It feels to me that the confessional contributions of David Aaronovich, Alexei Sayle and Martin Kettle (Letters, 23 January) might throw more light on them and their aspirations rather than any search for historical truths. Are we seeing a new literary genre being born? Guardian readers should be clear that your contributors speak only for themselves. It would be foolish to deny individuals’ personal experiences. However, we should also be clear that personal memories of individuals’ families do not constitute historical enquiry. Nor should we generalise from one or two personal memoirs.

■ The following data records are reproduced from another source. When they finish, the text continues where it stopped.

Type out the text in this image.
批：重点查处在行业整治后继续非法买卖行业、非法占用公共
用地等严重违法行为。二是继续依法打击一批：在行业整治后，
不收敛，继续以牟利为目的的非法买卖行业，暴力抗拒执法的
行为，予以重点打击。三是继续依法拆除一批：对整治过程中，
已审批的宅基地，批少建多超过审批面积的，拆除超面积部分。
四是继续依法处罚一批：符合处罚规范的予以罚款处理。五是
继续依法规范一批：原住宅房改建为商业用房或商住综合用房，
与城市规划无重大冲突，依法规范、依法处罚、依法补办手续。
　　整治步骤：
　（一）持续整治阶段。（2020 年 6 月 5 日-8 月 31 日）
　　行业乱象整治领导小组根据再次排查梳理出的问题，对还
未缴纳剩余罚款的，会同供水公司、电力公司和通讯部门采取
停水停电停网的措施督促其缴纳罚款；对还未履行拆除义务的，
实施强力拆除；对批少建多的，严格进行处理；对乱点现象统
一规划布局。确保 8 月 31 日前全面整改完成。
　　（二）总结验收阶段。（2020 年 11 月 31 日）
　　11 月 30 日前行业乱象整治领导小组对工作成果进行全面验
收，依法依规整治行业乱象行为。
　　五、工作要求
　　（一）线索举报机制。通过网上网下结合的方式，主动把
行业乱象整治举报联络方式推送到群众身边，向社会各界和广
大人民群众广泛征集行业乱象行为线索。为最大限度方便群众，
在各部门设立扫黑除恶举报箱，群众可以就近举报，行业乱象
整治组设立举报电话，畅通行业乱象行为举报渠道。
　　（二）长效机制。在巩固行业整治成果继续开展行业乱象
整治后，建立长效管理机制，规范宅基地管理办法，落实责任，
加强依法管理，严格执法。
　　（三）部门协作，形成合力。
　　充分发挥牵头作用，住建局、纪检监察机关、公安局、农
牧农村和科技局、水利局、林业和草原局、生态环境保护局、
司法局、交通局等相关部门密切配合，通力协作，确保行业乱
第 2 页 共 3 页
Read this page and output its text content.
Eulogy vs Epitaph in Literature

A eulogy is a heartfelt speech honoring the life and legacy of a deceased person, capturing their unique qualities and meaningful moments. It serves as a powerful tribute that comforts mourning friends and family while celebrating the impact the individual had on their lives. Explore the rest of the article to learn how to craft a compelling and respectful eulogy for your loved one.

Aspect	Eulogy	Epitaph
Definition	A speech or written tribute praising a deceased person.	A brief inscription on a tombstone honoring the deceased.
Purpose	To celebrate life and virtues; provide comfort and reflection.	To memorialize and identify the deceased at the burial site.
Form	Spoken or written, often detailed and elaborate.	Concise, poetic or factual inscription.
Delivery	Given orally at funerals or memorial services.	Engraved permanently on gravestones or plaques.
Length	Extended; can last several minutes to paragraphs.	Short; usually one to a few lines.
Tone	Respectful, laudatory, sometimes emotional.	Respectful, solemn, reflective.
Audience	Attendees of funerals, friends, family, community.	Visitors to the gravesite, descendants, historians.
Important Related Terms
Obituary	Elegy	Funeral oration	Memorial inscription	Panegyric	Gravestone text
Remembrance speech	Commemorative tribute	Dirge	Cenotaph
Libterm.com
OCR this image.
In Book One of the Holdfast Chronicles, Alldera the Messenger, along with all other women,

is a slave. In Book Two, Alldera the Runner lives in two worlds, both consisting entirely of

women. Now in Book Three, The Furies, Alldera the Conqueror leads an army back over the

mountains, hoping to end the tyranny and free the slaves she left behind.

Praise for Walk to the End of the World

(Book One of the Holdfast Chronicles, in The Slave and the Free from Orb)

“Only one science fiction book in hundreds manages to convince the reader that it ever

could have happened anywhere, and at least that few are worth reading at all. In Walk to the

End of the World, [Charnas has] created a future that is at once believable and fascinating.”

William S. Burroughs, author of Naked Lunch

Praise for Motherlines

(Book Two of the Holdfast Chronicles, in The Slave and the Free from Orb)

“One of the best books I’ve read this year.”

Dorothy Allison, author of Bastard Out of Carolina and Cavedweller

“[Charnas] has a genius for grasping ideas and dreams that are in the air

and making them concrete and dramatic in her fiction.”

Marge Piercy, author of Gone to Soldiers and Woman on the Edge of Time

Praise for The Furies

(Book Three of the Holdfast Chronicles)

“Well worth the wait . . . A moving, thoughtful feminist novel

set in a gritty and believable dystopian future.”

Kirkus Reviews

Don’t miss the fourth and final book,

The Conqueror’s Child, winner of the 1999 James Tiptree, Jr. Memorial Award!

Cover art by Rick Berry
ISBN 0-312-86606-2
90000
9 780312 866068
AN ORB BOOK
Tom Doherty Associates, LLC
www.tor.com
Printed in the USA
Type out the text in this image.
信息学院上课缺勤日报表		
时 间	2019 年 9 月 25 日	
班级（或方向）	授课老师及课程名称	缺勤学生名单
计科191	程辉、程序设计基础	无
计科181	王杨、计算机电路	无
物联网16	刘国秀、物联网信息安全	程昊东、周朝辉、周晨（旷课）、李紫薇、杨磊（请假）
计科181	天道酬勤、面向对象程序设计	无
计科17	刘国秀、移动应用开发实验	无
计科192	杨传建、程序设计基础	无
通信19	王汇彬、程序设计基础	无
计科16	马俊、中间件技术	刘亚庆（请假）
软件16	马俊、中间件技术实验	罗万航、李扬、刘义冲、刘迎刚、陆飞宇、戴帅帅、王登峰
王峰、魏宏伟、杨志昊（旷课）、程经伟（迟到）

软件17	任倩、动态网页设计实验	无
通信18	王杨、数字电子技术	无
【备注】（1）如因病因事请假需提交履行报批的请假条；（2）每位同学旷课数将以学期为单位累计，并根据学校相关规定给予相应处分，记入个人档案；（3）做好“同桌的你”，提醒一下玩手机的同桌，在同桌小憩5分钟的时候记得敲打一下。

I grew up with communist parents in Glasgow during the period they refer to – my mother Mary was a lifetime communist activist and my father Gordon was Scottish secretary and then general secretary of the Communist party of Great Britain – and I do not recognise the kind of events and experiences they describe. I grew up in a close-knit, working-class extended family and we most certainly did not “live in a different world from normal people”. Other family members were of very different political hues, as were neighbours, but all respected my parents for being hard-working, funny, self-educated, rooted members of a wider family and community. I could not have wished for better parents and have no regrets, in that respect, whatsoever.
My memories are not of Stalin’s death, but of stories of my grannies being out with other working-class women in the Glasgow rent strike; of my dad’s involvement in the Clydeside apprentices’ strike and the first Youth Parliament; of communists’ role in the Upper Clyde Shipbuilders fight.
I did not feel a world apart from ordinary people’s concerns, but rather, despite my working-class and council estate background, had opportunities in life because of my parents and family background. I am indebted to them and can only look back in awe at the amount they achieved – both personally and politically. No one can speak for the dead, but I would like to set the record straight for the living.